Already the Reserve Bank has responded with another interest rate cut. Given the public expectations they could hardly have done otherwise, but it is doubtful with interest rates already very low, whether this latest cut will achieve anything much. Asset prices will respond and increase even more, but consumers and businesses are most unlikely to increase their debt. Businesses will not increase their investment until consumer demand improves, and most households with mortgages will maintain their present repayments and thus lower their debt faster, rather than spend their small savings from lower interest rates.
Thankfully, the Government has recognised that fiscal policy must play the main role in responding to the cashflow problems that will emanate from the downturn in business from both the bushfires and the coronavirus. Given the inevitable uncertainty, as I said, this fiscal response should be flexible and evolve in response to circumstances as they emerge.

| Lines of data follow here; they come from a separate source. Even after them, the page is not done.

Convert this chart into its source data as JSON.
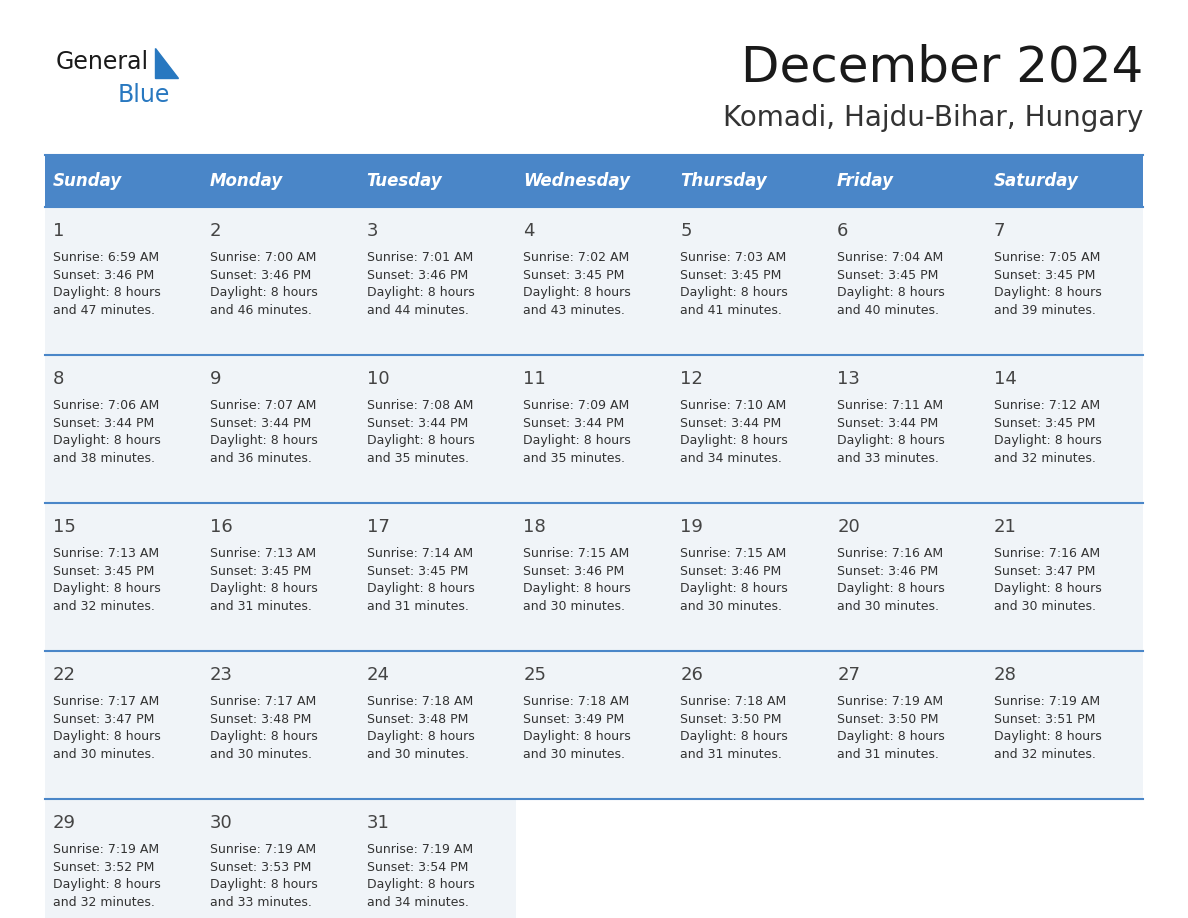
{
  "title": "December 2024",
  "subtitle": "Komadi, Hajdu-Bihar, Hungary",
  "header_bg_color": "#4a86c8",
  "header_text_color": "#ffffff",
  "days_of_week": [
    "Sunday",
    "Monday",
    "Tuesday",
    "Wednesday",
    "Thursday",
    "Friday",
    "Saturday"
  ],
  "row_bg_color": "#f0f4f8",
  "empty_bg_color": "#ffffff",
  "grid_line_color": "#4a86c8",
  "text_color": "#333333",
  "day_number_color": "#444444",
  "calendar_data": [
    [
      {
        "day": 1,
        "sunrise": "6:59 AM",
        "sunset": "3:46 PM",
        "daylight_suffix": "47 minutes."
      },
      {
        "day": 2,
        "sunrise": "7:00 AM",
        "sunset": "3:46 PM",
        "daylight_suffix": "46 minutes."
      },
      {
        "day": 3,
        "sunrise": "7:01 AM",
        "sunset": "3:46 PM",
        "daylight_suffix": "44 minutes."
      },
      {
        "day": 4,
        "sunrise": "7:02 AM",
        "sunset": "3:45 PM",
        "daylight_suffix": "43 minutes."
      },
      {
        "day": 5,
        "sunrise": "7:03 AM",
        "sunset": "3:45 PM",
        "daylight_suffix": "41 minutes."
      },
      {
        "day": 6,
        "sunrise": "7:04 AM",
        "sunset": "3:45 PM",
        "daylight_suffix": "40 minutes."
      },
      {
        "day": 7,
        "sunrise": "7:05 AM",
        "sunset": "3:45 PM",
        "daylight_suffix": "39 minutes."
      }
    ],
    [
      {
        "day": 8,
        "sunrise": "7:06 AM",
        "sunset": "3:44 PM",
        "daylight_suffix": "38 minutes."
      },
      {
        "day": 9,
        "sunrise": "7:07 AM",
        "sunset": "3:44 PM",
        "daylight_suffix": "36 minutes."
      },
      {
        "day": 10,
        "sunrise": "7:08 AM",
        "sunset": "3:44 PM",
        "daylight_suffix": "35 minutes."
      },
      {
        "day": 11,
        "sunrise": "7:09 AM",
        "sunset": "3:44 PM",
        "daylight_suffix": "35 minutes."
      },
      {
        "day": 12,
        "sunrise": "7:10 AM",
        "sunset": "3:44 PM",
        "daylight_suffix": "34 minutes."
      },
      {
        "day": 13,
        "sunrise": "7:11 AM",
        "sunset": "3:44 PM",
        "daylight_suffix": "33 minutes."
      },
      {
        "day": 14,
        "sunrise": "7:12 AM",
        "sunset": "3:45 PM",
        "daylight_suffix": "32 minutes."
      }
    ],
    [
      {
        "day": 15,
        "sunrise": "7:13 AM",
        "sunset": "3:45 PM",
        "daylight_suffix": "32 minutes."
      },
      {
        "day": 16,
        "sunrise": "7:13 AM",
        "sunset": "3:45 PM",
        "daylight_suffix": "31 minutes."
      },
      {
        "day": 17,
        "sunrise": "7:14 AM",
        "sunset": "3:45 PM",
        "daylight_suffix": "31 minutes."
      },
      {
        "day": 18,
        "sunrise": "7:15 AM",
        "sunset": "3:46 PM",
        "daylight_suffix": "30 minutes."
      },
      {
        "day": 19,
        "sunrise": "7:15 AM",
        "sunset": "3:46 PM",
        "daylight_suffix": "30 minutes."
      },
      {
        "day": 20,
        "sunrise": "7:16 AM",
        "sunset": "3:46 PM",
        "daylight_suffix": "30 minutes."
      },
      {
        "day": 21,
        "sunrise": "7:16 AM",
        "sunset": "3:47 PM",
        "daylight_suffix": "30 minutes."
      }
    ],
    [
      {
        "day": 22,
        "sunrise": "7:17 AM",
        "sunset": "3:47 PM",
        "daylight_suffix": "30 minutes."
      },
      {
        "day": 23,
        "sunrise": "7:17 AM",
        "sunset": "3:48 PM",
        "daylight_suffix": "30 minutes."
      },
      {
        "day": 24,
        "sunrise": "7:18 AM",
        "sunset": "3:48 PM",
        "daylight_suffix": "30 minutes."
      },
      {
        "day": 25,
        "sunrise": "7:18 AM",
        "sunset": "3:49 PM",
        "daylight_suffix": "30 minutes."
      },
      {
        "day": 26,
        "sunrise": "7:18 AM",
        "sunset": "3:50 PM",
        "daylight_suffix": "31 minutes."
      },
      {
        "day": 27,
        "sunrise": "7:19 AM",
        "sunset": "3:50 PM",
        "daylight_suffix": "31 minutes."
      },
      {
        "day": 28,
        "sunrise": "7:19 AM",
        "sunset": "3:51 PM",
        "daylight_suffix": "32 minutes."
      }
    ],
    [
      {
        "day": 29,
        "sunrise": "7:19 AM",
        "sunset": "3:52 PM",
        "daylight_suffix": "32 minutes."
      },
      {
        "day": 30,
        "sunrise": "7:19 AM",
        "sunset": "3:53 PM",
        "daylight_suffix": "33 minutes."
      },
      {
        "day": 31,
        "sunrise": "7:19 AM",
        "sunset": "3:54 PM",
        "daylight_suffix": "34 minutes."
      },
      null,
      null,
      null,
      null
    ]
  ],
  "logo_text_general": "General",
  "logo_text_blue": "Blue",
  "logo_color_general": "#1a1a1a",
  "logo_color_blue": "#2878c0",
  "logo_triangle_color": "#2878c0"
}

But my real concern about this Government remains: they continue to kid themselves that the economy is performing well, and they have no real plan to revive it from its present stagnation. As shadow Treasurer Jim Chalmers said: “The government should stop pretending that weakness in the economy only just arrived with the outbreak of the coronavirus”.
In addition, it is no good assuming, as the Treasury and the Reserve Bank are wont to, that this stagnation is primarily cyclical. The debate about whether economic recovery will be V- or U-shaped is essentially a second-order issue, as the economy is suffering from severe structural weaknesses as well.
Fundamentally, the Government needs a plan to achieve a sustained improvement in the rate of increase in household incomes, and that means wages in particular. Without such policies, we can expect economic stagnation to continue, and long after the coronavirus has disappeared.
Michael Keating is a former Head of the Departments of Prime Minister & Cabinet, Finance, and Employment & Industrial Relations. He is presently a Visiting Fellow at the Australian National University.